Guggenheim died in 1979, but, as well as finding new life on stage, a documentary Peggy Guggenheim: Art Addict premiered in 2015 and she is widely considered to be one of the most influential figures on the 20th century art scene. Guggenheim herself explained her eventually expert position on art as her capacity for listening, taking advice from experts including the art historian Herbert Read and artist Marcel Duchamp. ‘She was attracted to artists and thinkers and musicians and often had a razor sharp instinct for greatness,’ Rosenblatt comments. This doesn’t mean she didn’t sometimes get it wrong; ‘Her first response to Jackson Pollock was that he lacked discipline and Duchamp, her primary adviser, agreed with her. It was Piet Mondrian who studied one of Pollock’s first canvases and saw his genius. Peggy was prepared to be convinced and it was her patronage of Pollock which helped him to devote his time to painting. She was able to contribute to his subsequent emergence as one of the greatest painters of the first half of the twentieth century.’

Rosenblatt is an experienced actress, but performing alone on stage as a real – and famous – figure comes with a certain pressure to be true to Guggenheim as a woman as much as a character. ‘I have a responsibility to Peggy, but I also have a responsibility to the playwright. My job is to let Peggy live through the play using my instrument. I can’t use hers; I can only use mine. I don’t want to copy her or imitate her. But I do wonder what she would think if she were to see the production. All I hope is that there would be times she could connect with what I’m doing and that some of the emotion would relate to her own reality and feel familiar.’

As well as her sense of humour, Rosenblatt shares Guggenheim’s appreciation of art – another thing that the actress attributes to her heritage. ‘I come from a family of painters. My grandfather was a painter and sculptor, my mother was a painter, my sister is a painter and I majored in Painting at Cornell University. My visual sense is very strong and is something for which I’m always grateful to my family – those I knew and those I didn’t. I love art. It makes me feel comfortable, and looking at great art and beauty is a real source of pleasure to me.

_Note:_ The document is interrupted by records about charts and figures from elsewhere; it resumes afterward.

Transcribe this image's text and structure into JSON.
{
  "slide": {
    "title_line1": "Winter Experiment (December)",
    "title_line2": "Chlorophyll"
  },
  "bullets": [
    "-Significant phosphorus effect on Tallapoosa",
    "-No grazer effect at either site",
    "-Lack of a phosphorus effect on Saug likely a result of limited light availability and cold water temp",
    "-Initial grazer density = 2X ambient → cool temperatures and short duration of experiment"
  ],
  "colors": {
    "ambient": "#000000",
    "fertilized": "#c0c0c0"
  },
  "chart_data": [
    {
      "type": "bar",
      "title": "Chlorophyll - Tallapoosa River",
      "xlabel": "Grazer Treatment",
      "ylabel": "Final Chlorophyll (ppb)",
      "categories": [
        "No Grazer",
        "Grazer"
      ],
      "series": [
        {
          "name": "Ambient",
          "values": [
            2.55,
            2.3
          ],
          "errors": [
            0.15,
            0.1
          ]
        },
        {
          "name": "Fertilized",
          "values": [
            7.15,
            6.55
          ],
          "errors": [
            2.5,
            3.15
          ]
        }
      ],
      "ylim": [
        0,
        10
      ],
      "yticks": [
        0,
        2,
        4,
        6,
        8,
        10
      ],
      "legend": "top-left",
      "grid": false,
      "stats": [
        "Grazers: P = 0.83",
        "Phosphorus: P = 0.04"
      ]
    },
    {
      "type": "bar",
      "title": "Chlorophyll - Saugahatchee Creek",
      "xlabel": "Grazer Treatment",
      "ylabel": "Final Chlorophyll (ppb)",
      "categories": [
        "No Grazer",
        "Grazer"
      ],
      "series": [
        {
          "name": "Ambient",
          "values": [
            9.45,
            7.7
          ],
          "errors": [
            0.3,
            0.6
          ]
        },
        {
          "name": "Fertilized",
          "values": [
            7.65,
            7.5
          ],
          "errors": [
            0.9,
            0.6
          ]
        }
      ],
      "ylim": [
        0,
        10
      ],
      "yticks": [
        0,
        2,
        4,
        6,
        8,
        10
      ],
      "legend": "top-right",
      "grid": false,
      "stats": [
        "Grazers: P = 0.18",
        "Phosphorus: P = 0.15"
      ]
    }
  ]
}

‘I grew up in a decade that was quite restrictive which I rebelled against as she did. I’m not proud to admit it but her self-involvement also feels familiar’, she adds. She also attributes some of this connection to the script. ‘Lanie [Robertson] has written her voice in a way that feels like my own. “Haunted by beauty” is an expression Peggy uses in the last part of the play; she was and I am.’